Planet of the Apes the road movie



Most people have seen the classic science fiction flick “Planet of the Apes” from 1968, featuring Charlton Heston. The entire franchise includes additional films, but also two TV series (one of them animated). This is the second episode of the “Planet of the Apes” series from 1974. The series was apparently cancelled after just 14 episodes due to low ratings – the irony!

Unfortunately, only the second episode (“The Gladiators”) is ripped on YouTube, and I haven´t seen the others. The series seems to be made in the typical “road movie” style, with the main characters crisscrossing America, experiencing various disconnected situations, and being constantly chased (but never quite apprehended) by the bad guys. 

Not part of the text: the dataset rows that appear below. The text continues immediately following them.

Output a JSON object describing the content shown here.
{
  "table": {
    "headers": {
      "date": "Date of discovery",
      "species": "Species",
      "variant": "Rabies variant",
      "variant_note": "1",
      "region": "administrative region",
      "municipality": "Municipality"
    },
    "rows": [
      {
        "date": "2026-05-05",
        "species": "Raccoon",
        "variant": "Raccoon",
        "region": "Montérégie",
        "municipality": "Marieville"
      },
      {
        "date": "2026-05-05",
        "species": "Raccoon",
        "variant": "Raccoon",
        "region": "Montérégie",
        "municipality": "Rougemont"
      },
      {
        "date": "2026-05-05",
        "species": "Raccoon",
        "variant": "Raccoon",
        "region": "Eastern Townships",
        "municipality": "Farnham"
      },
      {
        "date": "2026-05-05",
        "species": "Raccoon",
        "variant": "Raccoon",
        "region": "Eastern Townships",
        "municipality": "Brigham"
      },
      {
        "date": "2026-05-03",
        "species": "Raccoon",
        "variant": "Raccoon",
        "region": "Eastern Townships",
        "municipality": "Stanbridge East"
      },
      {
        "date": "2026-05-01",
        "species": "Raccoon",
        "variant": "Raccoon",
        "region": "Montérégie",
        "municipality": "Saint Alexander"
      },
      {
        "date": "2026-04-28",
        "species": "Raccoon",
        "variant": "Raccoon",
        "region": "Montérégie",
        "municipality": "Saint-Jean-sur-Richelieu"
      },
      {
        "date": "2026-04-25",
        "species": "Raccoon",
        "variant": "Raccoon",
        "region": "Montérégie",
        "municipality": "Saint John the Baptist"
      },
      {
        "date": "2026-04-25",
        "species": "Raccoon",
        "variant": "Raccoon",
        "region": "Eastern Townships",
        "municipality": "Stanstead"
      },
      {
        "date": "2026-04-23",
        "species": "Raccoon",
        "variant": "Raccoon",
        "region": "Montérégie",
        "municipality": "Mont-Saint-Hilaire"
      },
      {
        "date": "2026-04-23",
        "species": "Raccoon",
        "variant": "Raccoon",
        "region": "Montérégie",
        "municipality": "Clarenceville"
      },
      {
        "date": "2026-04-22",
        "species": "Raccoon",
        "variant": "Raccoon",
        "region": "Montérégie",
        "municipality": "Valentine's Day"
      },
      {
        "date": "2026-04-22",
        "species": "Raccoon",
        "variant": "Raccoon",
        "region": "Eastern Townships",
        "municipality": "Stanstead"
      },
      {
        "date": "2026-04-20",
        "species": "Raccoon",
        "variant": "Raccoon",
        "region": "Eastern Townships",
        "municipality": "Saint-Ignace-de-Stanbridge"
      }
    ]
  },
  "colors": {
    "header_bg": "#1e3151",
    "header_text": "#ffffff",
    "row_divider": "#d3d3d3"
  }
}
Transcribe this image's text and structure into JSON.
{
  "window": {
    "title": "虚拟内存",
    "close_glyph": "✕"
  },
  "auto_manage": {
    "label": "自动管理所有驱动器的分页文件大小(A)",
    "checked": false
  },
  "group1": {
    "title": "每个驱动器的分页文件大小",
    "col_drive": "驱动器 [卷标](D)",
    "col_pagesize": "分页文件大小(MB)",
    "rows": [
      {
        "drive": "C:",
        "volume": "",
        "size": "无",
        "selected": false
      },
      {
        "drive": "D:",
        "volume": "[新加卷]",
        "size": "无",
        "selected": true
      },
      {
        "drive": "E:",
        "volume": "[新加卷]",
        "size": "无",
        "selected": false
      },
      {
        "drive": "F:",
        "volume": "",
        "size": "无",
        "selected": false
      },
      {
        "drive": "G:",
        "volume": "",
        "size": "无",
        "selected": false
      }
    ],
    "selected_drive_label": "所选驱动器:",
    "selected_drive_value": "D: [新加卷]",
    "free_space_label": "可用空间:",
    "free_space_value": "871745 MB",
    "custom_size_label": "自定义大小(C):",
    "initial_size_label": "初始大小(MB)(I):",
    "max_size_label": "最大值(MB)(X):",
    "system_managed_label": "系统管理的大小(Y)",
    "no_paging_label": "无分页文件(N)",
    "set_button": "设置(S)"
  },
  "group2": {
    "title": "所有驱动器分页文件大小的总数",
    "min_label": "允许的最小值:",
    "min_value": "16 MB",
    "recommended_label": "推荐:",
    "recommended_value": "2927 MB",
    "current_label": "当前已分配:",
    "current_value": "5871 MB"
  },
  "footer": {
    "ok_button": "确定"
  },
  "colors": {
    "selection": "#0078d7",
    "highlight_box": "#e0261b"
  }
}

The plot is set about 30 years after the events in the first film, when another group of astronauts cross the time barrier and find themselves on a future Earth ruled by smart apes, with humans in subordinate roles. (In the second film, Charlton Heston destroys Earth by a nuclear explosion, but I doubt anyone cares about this continuity error.) 

As usual, the chimpanzees are clever scientists and philosophers, while the gorillas are soldiers and generals. No orangs are featured in “The Gladiators”. A difference with the 1968 film is that the humans can speak and live in villages rather than in the wilderness. The villages are controlled by chimp prefects and gorilla guards, while the humans are relatively primitive farmers. No high technology seems to exist. One of the chimpanzees is baffled by a human-made golf club found during excavations!

The two surviving astronauts are aided by a renegade chimp scientist, and experience various adventures in a village somewhere in California, where the prefect organizes annual gladiator games to keep the humans happy. When one of the astronauts is forced to fight in the games but (surprise) refuses to kill his beaten opponent, pandemonium breaks loose! 

The message of the episode is strongly pacifist, and although the criticism is directed at “war” in general and implicitly at nuclear war, I´m sure the viewers had a very concrete war in mind at the time of airing. Yes, the Vietnam War obviously, and it´s interesting to note that the son of the main gladiator is a pacifist and by implication therefore a draft dodger…

Not the most interesting production around, but if you like 1970´s TV series, this might be worth a sneak peak or two.

PS. On YouTube, “The Gladiators” have been divided into two clips. You can easily find the second one if you start watching the first.